Business news site Seeking Alpha was harsher, labeling IBM’s cloud and cognitive segment’s performance as “weak.”
IBM (NYSE: IBM) is staking its future on the cloud after spending $34 billion for Raleigh-based Red Hat in 2019. And for all 2020, Red Hat revenue increased 18%, IBM said in the earnings report.
The cloud and cognitive businesses also are the future for IBM which plans to split in two sometime this year, putting emphasis on those businesses.
But consensus expectations on the Street was $7.18B, SeekingAlpha noted and IBM reported less: $6.8 billion.

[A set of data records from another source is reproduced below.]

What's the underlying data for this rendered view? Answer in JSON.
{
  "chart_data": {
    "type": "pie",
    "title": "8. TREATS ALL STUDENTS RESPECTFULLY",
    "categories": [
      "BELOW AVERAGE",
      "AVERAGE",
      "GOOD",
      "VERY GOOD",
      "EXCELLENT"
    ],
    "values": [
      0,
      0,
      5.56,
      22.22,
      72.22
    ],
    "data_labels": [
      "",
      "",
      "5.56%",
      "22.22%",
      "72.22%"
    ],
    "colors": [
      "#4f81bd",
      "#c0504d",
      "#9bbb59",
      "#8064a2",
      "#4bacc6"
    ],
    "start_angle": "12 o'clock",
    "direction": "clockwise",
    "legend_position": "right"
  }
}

On the positive side for the full year,what IBM terms “total cloud revenue” surged 20%.
Howver, the fourth quarter numbers were a mixed bag:
- “Cloud & Cognitive Software (includes Cloud & Data Platforms which includes Red Hat, Cognitive Applications and Transaction Processing Platforms) revenues of $6.8 billion, down 4.5 percent (down 6.6 percent adjusting for currency),” IBM reported.
- “Cloud & Data Platforms grew 9 percent (up 6 percent adjusting for currency) led by Red Hat.”
- “Cognitive Applications revenue was flat (down 2 percent adjusting for currency)
- “[G]rowth in Security and IoT. Transaction Processing Platforms declined 24 percent (down 26 percent adjusting for currency).”
- “Cloud revenue up 39 percent (up 36 percent adjusting for currency).
- “Gross profit margin up 20 basis points.”